We are all familiar with the phrase 'birds of a feather flock together', meaning that those of similar tastes congregate in groups. Flock has two meanings, however. One applies to a group of animals or birds or people, and the other to tufts of wool, eg as in flock wallpaper. The latter use comes from the Latin floccus, which means a tuft of wool, and flocculus means a little tuft. 

We now use floc to mean the rather fuzzy particles produced when a solute comes out of solution and clumps together. The process is called flocculation.

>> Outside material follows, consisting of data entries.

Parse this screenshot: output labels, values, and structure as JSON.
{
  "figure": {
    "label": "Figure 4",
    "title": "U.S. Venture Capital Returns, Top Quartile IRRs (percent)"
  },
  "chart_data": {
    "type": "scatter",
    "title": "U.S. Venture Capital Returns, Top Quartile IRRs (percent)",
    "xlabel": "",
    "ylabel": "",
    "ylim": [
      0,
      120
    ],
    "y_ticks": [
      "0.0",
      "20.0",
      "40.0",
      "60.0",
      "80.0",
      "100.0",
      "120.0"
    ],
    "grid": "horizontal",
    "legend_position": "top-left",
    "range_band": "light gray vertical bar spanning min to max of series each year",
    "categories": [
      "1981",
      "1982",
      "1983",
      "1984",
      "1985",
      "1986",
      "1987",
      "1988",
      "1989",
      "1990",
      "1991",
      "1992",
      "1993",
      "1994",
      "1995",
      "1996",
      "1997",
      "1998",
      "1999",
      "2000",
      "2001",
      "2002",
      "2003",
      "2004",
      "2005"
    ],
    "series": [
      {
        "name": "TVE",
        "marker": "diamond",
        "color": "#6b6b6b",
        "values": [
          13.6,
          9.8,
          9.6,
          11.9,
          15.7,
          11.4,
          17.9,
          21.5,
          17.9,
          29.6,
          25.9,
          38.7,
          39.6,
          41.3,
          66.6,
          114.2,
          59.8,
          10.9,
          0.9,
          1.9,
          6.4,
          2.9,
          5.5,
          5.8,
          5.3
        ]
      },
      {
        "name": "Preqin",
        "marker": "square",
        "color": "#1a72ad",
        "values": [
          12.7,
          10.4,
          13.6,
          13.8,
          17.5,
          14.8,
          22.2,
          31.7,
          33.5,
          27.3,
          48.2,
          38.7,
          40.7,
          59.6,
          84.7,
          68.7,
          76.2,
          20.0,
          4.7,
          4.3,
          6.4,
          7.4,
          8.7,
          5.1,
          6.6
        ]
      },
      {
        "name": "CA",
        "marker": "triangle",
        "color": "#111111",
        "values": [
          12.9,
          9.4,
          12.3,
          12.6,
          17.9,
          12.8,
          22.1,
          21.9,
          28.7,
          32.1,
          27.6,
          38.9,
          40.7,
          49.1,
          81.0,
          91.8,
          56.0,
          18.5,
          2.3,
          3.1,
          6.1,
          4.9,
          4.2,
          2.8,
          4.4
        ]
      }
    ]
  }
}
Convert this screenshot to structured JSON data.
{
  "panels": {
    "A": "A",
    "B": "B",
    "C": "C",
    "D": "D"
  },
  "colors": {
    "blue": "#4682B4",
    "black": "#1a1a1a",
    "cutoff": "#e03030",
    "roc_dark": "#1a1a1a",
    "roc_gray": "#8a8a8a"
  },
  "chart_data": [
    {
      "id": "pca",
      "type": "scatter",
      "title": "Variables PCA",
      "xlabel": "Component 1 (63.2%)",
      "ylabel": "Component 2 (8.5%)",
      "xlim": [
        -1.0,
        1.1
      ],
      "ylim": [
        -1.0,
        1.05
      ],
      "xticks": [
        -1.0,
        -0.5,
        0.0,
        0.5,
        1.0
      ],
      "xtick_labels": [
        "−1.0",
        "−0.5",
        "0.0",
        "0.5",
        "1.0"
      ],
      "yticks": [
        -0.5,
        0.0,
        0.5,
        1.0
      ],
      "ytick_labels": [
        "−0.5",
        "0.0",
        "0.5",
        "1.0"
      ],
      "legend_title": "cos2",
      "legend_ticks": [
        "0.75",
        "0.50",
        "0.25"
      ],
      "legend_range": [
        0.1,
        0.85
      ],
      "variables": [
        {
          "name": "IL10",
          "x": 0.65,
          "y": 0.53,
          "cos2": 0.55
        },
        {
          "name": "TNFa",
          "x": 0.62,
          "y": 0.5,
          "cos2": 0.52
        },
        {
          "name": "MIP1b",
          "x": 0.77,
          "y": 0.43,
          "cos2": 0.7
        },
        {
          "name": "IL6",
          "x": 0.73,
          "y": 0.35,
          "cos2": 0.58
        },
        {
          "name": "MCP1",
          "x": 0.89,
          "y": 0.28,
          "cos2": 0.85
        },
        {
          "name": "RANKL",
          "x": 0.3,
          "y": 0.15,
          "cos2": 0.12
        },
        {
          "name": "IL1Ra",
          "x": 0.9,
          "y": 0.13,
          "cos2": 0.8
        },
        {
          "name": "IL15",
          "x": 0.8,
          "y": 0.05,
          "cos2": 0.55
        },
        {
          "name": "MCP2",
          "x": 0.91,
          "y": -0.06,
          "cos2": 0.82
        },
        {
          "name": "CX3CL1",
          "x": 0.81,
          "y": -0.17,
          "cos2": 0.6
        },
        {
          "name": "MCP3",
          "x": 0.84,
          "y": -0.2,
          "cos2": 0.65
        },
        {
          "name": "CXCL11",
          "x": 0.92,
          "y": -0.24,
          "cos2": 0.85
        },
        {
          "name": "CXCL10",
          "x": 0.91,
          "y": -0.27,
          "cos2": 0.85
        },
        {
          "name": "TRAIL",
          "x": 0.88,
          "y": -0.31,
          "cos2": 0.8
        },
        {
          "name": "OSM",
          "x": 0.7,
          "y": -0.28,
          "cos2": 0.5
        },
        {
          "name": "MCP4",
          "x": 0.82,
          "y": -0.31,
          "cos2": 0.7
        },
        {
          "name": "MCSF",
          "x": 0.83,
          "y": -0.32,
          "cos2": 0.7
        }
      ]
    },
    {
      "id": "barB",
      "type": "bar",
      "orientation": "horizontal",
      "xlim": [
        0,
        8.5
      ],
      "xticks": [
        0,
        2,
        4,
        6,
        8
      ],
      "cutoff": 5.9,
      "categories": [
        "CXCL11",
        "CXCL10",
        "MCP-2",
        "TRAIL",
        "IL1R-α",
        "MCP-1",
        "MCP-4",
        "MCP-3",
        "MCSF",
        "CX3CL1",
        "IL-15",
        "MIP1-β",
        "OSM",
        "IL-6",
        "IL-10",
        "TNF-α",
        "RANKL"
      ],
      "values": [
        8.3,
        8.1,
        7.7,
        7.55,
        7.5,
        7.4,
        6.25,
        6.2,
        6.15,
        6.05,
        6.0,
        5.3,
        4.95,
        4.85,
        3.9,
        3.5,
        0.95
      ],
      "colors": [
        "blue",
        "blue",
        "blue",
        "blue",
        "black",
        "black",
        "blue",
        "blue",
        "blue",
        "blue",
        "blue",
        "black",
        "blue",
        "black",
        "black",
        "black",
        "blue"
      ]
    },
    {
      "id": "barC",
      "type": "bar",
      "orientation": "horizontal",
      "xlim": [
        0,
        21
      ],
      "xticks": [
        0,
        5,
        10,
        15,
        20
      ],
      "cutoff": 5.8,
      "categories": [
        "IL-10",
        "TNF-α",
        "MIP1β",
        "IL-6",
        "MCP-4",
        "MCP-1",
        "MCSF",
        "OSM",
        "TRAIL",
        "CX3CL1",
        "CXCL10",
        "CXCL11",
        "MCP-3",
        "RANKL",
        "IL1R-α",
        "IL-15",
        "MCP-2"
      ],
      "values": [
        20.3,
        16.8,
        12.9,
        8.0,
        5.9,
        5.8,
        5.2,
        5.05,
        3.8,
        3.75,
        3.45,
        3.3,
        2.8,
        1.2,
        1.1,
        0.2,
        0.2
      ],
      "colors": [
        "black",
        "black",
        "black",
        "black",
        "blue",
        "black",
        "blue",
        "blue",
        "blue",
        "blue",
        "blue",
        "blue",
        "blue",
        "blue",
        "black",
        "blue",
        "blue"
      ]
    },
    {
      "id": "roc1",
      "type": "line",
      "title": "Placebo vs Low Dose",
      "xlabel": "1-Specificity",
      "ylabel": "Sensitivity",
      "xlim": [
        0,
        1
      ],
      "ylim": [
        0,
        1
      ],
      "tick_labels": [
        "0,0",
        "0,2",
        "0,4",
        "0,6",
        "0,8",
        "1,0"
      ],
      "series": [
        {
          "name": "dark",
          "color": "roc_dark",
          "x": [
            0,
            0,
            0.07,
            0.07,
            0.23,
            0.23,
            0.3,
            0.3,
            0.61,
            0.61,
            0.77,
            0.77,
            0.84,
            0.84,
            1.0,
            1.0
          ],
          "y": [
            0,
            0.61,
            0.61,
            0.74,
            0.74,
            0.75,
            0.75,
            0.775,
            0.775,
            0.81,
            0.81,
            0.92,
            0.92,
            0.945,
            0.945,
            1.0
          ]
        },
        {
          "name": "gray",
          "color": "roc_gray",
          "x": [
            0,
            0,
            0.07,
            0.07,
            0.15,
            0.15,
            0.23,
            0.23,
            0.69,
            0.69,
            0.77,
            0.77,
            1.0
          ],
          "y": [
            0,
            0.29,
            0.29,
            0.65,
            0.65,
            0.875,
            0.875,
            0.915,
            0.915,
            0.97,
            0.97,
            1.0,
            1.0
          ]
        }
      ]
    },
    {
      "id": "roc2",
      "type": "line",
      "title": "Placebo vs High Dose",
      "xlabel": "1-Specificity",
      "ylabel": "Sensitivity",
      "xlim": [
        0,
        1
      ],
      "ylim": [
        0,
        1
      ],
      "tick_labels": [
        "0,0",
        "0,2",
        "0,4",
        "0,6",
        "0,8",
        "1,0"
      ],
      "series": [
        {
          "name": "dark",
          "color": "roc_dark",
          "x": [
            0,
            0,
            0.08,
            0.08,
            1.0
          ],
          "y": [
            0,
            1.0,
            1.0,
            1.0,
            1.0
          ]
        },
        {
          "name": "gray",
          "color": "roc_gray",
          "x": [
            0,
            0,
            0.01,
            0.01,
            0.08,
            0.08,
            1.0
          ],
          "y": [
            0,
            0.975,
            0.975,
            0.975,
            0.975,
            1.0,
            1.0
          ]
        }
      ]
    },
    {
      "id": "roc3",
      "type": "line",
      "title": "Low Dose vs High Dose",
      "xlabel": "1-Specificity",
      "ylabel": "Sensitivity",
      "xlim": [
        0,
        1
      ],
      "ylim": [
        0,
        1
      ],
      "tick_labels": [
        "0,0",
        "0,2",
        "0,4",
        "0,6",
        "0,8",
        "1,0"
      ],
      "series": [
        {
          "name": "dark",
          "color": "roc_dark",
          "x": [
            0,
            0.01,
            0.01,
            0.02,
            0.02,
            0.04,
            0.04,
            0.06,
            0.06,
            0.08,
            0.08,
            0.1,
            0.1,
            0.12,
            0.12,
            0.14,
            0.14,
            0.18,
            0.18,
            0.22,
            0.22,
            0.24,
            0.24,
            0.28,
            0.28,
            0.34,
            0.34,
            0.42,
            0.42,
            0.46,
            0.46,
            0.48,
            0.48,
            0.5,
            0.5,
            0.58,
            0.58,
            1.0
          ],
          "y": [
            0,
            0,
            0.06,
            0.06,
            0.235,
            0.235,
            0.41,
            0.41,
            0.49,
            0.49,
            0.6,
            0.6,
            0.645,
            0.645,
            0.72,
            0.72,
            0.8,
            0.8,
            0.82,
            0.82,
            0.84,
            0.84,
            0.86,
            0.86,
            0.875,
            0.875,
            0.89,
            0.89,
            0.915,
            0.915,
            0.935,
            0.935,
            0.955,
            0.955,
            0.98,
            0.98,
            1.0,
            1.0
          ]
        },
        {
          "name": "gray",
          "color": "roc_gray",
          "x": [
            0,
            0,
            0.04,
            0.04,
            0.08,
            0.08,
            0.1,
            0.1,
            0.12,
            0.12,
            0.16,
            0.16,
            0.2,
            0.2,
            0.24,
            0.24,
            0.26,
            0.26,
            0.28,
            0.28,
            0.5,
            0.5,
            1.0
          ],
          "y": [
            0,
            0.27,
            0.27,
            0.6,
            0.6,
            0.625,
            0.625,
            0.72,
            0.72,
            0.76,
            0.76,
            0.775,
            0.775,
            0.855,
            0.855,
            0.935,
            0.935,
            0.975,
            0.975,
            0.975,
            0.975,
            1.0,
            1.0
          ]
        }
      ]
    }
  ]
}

Flocculation is related to a more common process - precipitation. One of the most arresting reactions in chemistry is the formation of a precipitate. Two clear solutions are mixed and a solid suddenly appears in the solution; white for silver(I) chloride, yellow for lead(II) iodide, blue for copper(III) hydroxide.  

Sometimes in chemistry precipitation is obvious and the solid literally seems to fall out of solution and settles at the bottom of the vessel. In other cases the solution just becomes cloudy or opaque because fine particles become suspended in the solution. Often these particles are colloidal in nature, with sizes ranging between those of molecules and larger particles. Brownian motion caused by molecular collisions with the solvent molecules keeps these particles in suspension. 

Size isn't everything 

Apart from size, another reason why colloidal particles might not collect together is because they are charged, and having the same charge they repel each other. Water is often contaminated with charged colloidal particles, which affect its colour and taste. Flocculating agents, such as aluminium and iron(III) salts or polyelectrolytes, neutralise the charges on the particles so that they clump together to form a floc. The floc settles in the water and can be filtered off, removing with it the taste and colour.  

Some colloidal particles are so fine that they are almost invisible but show up as a cloudy track when a thin beam of light is passed through the suspension. This is the Tyndall effect, named after the Irish scientist John Tyndall (1820-93). The small dispersed particles scatter the beam of light in all directions. The same effect means smoke particles can be used to make a laser beam visible.